Tadi ngg di marahin mas Agi kan?

Vigo
Tidak kok, hanya berbicara santai saja.

Setelah mengantarkan Viola, Vigo mampir ke masjid untuk melakukan kewajiban. Lalu ia kembali menuju rumah sakit. Menunggu Adiknya untuk malam ini. Sebelum besok pagi ia kembali untuk berangkat sekolah.

Yang pasti sudah memberi kabar kepada Ayah dan Migo jika ia akan menginap di rumah sakit untuk malam ini.

Tetapi sesampainya Vigo di ruangan Adiknya, keadaan canggung kembali menyelimuti mereka.

Vigo berusaha memecah keheningan. "Nigo, benar sudah pernah bertemu Kak Vio?"

"Dua kali. Udah lama juga," jawab Nigo sekenanya.

"Dalam keadaan nangis?"

"Penasaran banget. Kalo udah deket harusnya Abang tau dong tentang masa lalunya?"

Vigo terkekeh geli. "Baru kenal beberapa bulan ini, Nigo. Mana bisa Abang tahu masa lalu seseorang dengan hanya kenal beberapa bulan? Jika tahu pun pasti tidak akan sampai ke akar-akarnya."

Nigo mengangkat sebelah alisnya. "Kenal dari lahir pun belum tentu tau kehidupannya kan?"

Vigo tersenyum simpul. "Iya, benar. Mungkin yang benar-benar tahu apa yang sedang di rasakan oleh manusia hanya dirinya sendiri dan Allah. Dan bahkan banyak sekali orang yang bahkan tidak tahu tentang dirinya sendiri."

•••

"Migo, Vigo, gue udah tau siapa pelaku yang fitnah gue."

Migo sedikit terkejut, "lah? Yang bener aja, Pi? Tau darimane lo? Gue sama Bang Vigo nyari aja kaga ketemu-ketemu."

Vigo ikut menimbrung. "Iya, sudah di selidiki lebih lanjut kan? Sudah pasti, dan sudah ada bukti? Jika belum, nanti kita bantu."

"Udah pasti dan udah ada bukti."

"Terus mau lo apain? Serahin ke guru konseling? Udah telat kan tapi? Lo udah di hukum dan udah dapet hujatan juga?" sahut Migo.

Vigo mengalihkan perhatiannya kepada Migo. "Belum terlambat. Setidaknya agar poin pelanggan Kak Vio di hapus, dan pencuri aslinya mendapatkan hukuman yang setimpal seperti yang apa Kak Vio jalankan tempo lalu," jelas Vigo.

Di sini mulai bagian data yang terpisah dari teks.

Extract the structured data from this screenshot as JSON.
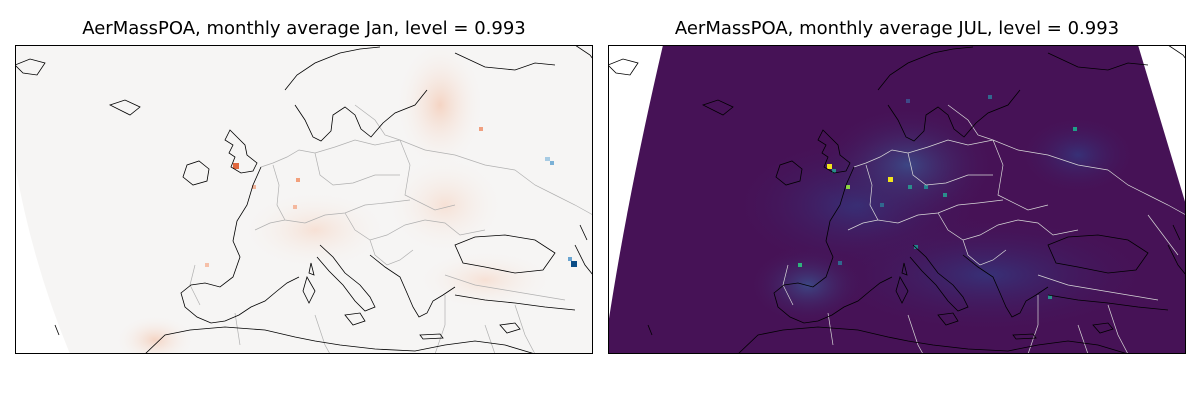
{
  "figure": {
    "panels": [
      {
        "id": "jan",
        "title": "AerMassPOA, monthly average Jan, level = 0.993",
        "colormap": "diverging-red-white-blue",
        "colors": {
          "background": "#f6f5f4",
          "positive": "#e0683f",
          "negative": "#0b4d86"
        }
      },
      {
        "id": "jul",
        "title": "AerMassPOA, monthly average JUL, level = 0.993",
        "colormap": "viridis",
        "colors": {
          "background": "#461256",
          "highlight": "#f3e51b",
          "mid": "#2a8e8c"
        }
      }
    ],
    "coastline_color": "#000000",
    "border_color_jan": "#b0b0b0",
    "border_color_jul": "#d8d8d8"
  }
}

"Tapi kita buat yang fitnah gue ngaku dulu nggak si? Gue belum puas kalo belum liat dia mengakui perbuatannya."

"Siapa si, Pi? Siapa yang udah usik lo?" sahutnya tidak santai. Lagian Migo rasa Viola bukan tipe orang yang suka membuat ulah, walaupun Viola sering membuat ulah dengan dirinya, tetapi masa iya Viola membuat ulah dengan orang lain yang bahkan dia saja tidak kenal.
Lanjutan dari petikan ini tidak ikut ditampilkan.